Nariz: Intensa, exuberante, amplia, expresiva, elegante, bien definida, compleja, penetrante, profunda y persistente. Con la fruta en primer termino dejando notas de frutos rojos maduros y dulces, con un punto licoroso y confitado, complementados por aromas de su crianza que componen un fondo de madera noble, ebanistería, crema pastelera, chocolate con leche, tostados dulces y café. Soberbia nariz. De las que retienes durante mucho rato e invita a beber.

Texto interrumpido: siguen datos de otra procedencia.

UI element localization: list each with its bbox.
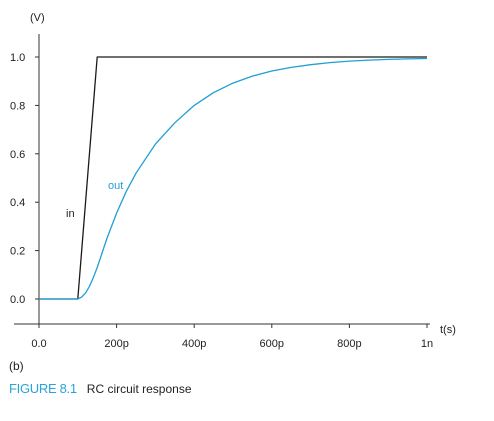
series-line-in [39,56,427,300]
series-line-out [39,57,428,300]
y-tick-label: 1.0 [10,52,25,64]
figure-number: FIGURE 8.1 [9,381,77,396]
x-tick-label: 600p [260,338,284,350]
trace-labels: in out [66,180,123,220]
series-label-in: in [66,208,75,220]
y-tick-label: 0.6 [10,149,25,161]
y-tick-label: 0.8 [10,100,25,112]
figure-caption-text: RC circuit response [86,382,192,396]
x-tick-label: 200p [104,338,128,350]
y-axis-unit: (V) [30,12,45,24]
x-tick-label: 1n [421,338,433,350]
y-tick-label: 0.2 [10,246,25,258]
traces [39,56,428,300]
series-label-out: out [108,180,123,192]
chart-svg: (V) t(s) 0.0 0.2 0.4 0.6 0.8 1.0 0.0 200p 400p 60… [10,12,456,350]
axes [14,34,430,326]
x-tick-label: 0.0 [31,338,46,350]
ticks: 0.0 0.2 0.4 0.6 0.8 1.0 0.0 200p 400p 600p 800p 1n [10,52,433,350]
y-tick-label: 0.4 [10,197,25,209]
y-tick-label: 0.0 [10,294,25,306]
panel-label: (b) [9,359,24,373]
figure-caption: FIGURE 8.1 RC circuit response [9,381,192,396]
x-tick-label: 400p [182,338,206,350]
rc-response-chart: (V) t(s) 0.0 0.2 0.4 0.6 0.8 1.0 0.0 200p 400p 60… [10,12,456,350]
x-axis-unit: t(s) [440,324,456,336]
x-tick-label: 800p [337,338,361,350]
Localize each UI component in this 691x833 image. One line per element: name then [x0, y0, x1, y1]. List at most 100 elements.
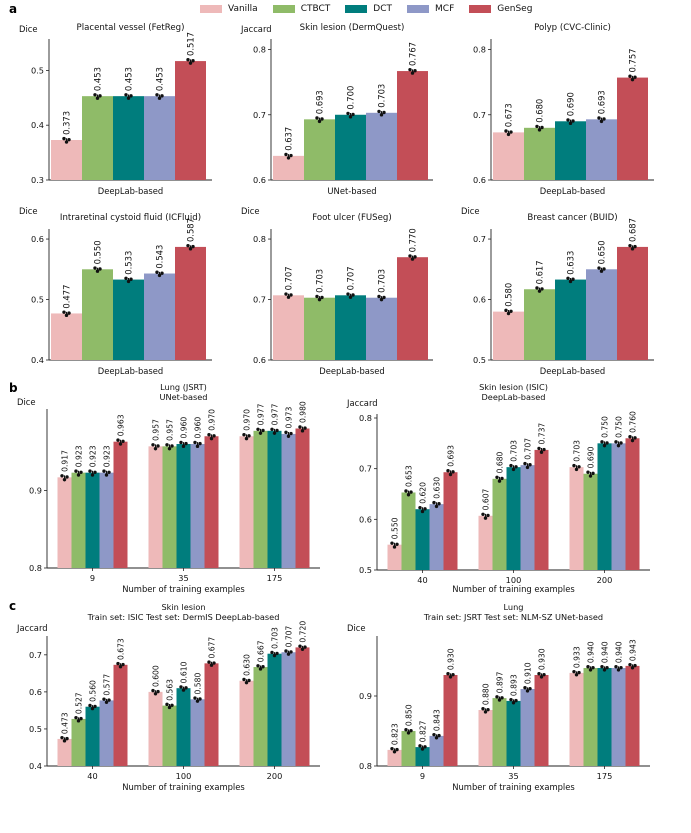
data-point: [537, 128, 542, 132]
data-point: [64, 313, 69, 318]
value-label: 0.690: [566, 92, 576, 116]
data-point: [514, 698, 518, 703]
data-point: [258, 431, 263, 435]
y-axis-label: Dice: [241, 206, 260, 216]
bar-mcf: [190, 699, 205, 766]
bar-ctbct: [524, 127, 555, 180]
x-axis-label: DeepLab-based: [319, 366, 385, 376]
data-point: [179, 685, 183, 689]
data-point: [525, 465, 530, 470]
data-point: [261, 428, 265, 433]
data-point: [188, 247, 193, 251]
y-tick-label: 0.7: [473, 110, 486, 120]
data-point: [104, 700, 109, 704]
data-point: [121, 439, 125, 443]
data-point: [577, 465, 581, 469]
data-point: [300, 429, 305, 433]
data-point: [506, 311, 511, 316]
data-point: [298, 425, 302, 429]
bar-vanilla: [569, 672, 584, 766]
bar-dct: [113, 279, 144, 360]
data-point: [423, 507, 427, 511]
bar-ctbct: [401, 731, 416, 766]
data-point: [348, 295, 353, 299]
y-tick-label: 0.6: [253, 355, 266, 365]
data-point: [272, 431, 277, 435]
y-tick-label: 0.9: [359, 691, 372, 701]
data-point: [286, 434, 291, 438]
data-point: [303, 645, 307, 649]
data-point: [303, 426, 307, 430]
data-point: [571, 277, 575, 281]
data-point: [539, 450, 544, 454]
value-label: 0.543: [155, 245, 165, 269]
value-label: 0.703: [377, 269, 387, 293]
data-point: [124, 93, 128, 97]
chart-title: Skin lesion: [161, 602, 205, 612]
x-tick-label: 9: [420, 771, 425, 781]
data-point: [155, 93, 159, 97]
data-point: [126, 96, 131, 100]
bar-genseg: [295, 647, 310, 766]
data-point: [392, 545, 397, 549]
data-point: [523, 461, 527, 466]
data-point: [630, 247, 635, 251]
y-tick-label: 0.6: [29, 687, 42, 697]
x-tick-label: 100: [506, 575, 522, 585]
chart-title: Lung: [504, 602, 524, 612]
data-point: [160, 94, 164, 98]
y-tick-label: 0.5: [29, 724, 42, 734]
data-point: [346, 111, 350, 116]
chart-title: Lung (JSRT): [160, 382, 207, 392]
data-point: [540, 125, 544, 130]
bar-ctbct: [492, 698, 507, 766]
value-label: 0.980: [299, 401, 308, 423]
data-point: [597, 116, 601, 120]
x-tick-label: 175: [267, 573, 283, 583]
chart-3: Polyp (CVC-Clinic) 0.6 0.7 0.8 DeepLab-based…: [473, 23, 654, 196]
data-point: [116, 438, 120, 442]
data-point: [528, 686, 532, 691]
bar-ctbct: [304, 119, 335, 180]
value-label: 0.940: [615, 641, 624, 663]
data-point: [207, 433, 211, 437]
data-point: [191, 59, 195, 63]
data-point: [88, 703, 92, 708]
data-point: [256, 664, 260, 668]
bar-vanilla: [493, 132, 524, 180]
value-label: 0.533: [124, 251, 134, 275]
value-label: 0.940: [601, 641, 610, 663]
data-point: [79, 470, 83, 474]
value-label: 0.477: [62, 285, 72, 309]
data-point: [572, 669, 576, 674]
bar-vanilla: [239, 680, 254, 766]
value-label: 0.517: [186, 32, 196, 56]
value-label: 0.720: [299, 621, 308, 643]
data-point: [289, 650, 293, 654]
value-label: 0.707: [524, 438, 533, 460]
bar-vanilla: [387, 544, 402, 570]
y-axis-label: Jaccard: [240, 24, 272, 34]
data-point: [320, 295, 324, 300]
bar-genseg: [397, 257, 428, 360]
data-point: [93, 93, 97, 97]
y-tick-label: 0.6: [253, 175, 266, 185]
data-point: [628, 435, 632, 439]
bar-genseg: [617, 246, 648, 360]
data-point: [351, 293, 355, 297]
value-label: 0.767: [408, 42, 418, 66]
value-label: 0.630: [243, 654, 252, 676]
value-label: 0.600: [152, 665, 161, 687]
data-point: [418, 744, 422, 748]
data-point: [244, 680, 249, 685]
value-label: 0.760: [629, 411, 638, 433]
data-point: [157, 96, 162, 100]
data-point: [65, 736, 69, 741]
data-point: [506, 132, 511, 137]
data-point: [602, 117, 606, 121]
bar-mcf: [520, 689, 535, 766]
bar-mcf: [366, 297, 397, 360]
bar-dct: [597, 443, 612, 570]
bar-ctbct: [71, 472, 86, 568]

Boca: Entrada suave y amable pero sin renunciar a la intensidad y el volumen, creciendo conforme avanza hasta colmar la boca con delicadeza y elegancia. Recorrido largo y persistente, en el que nos sorprende no encontrar el carácter más dulzón percibido en nariz, marcado por una buena integración de la acidez, el alcohol y los taninos, que le confieren un paso redondo y equilibrado, de tacto algo rugoso. Manda la fruta roja madura pero más tersa y fresca que la percibida en nariz, y sin el toque confitado y alicorado, destacando las guindas, grosellas y arándanos rojos. Tras la fruta llega una madera de calidad y muy respetuosa que ahora tiende hacia los tostados, el guirlache, y el café verde, dejándonos cierta astringencia bien medida y conduciéndonos a un postgusto intenso y persistente que nos deja buenas sensaciones.
Vino alejado de filigranas, que complace con una nariz soberbia y una boca sobria y seria.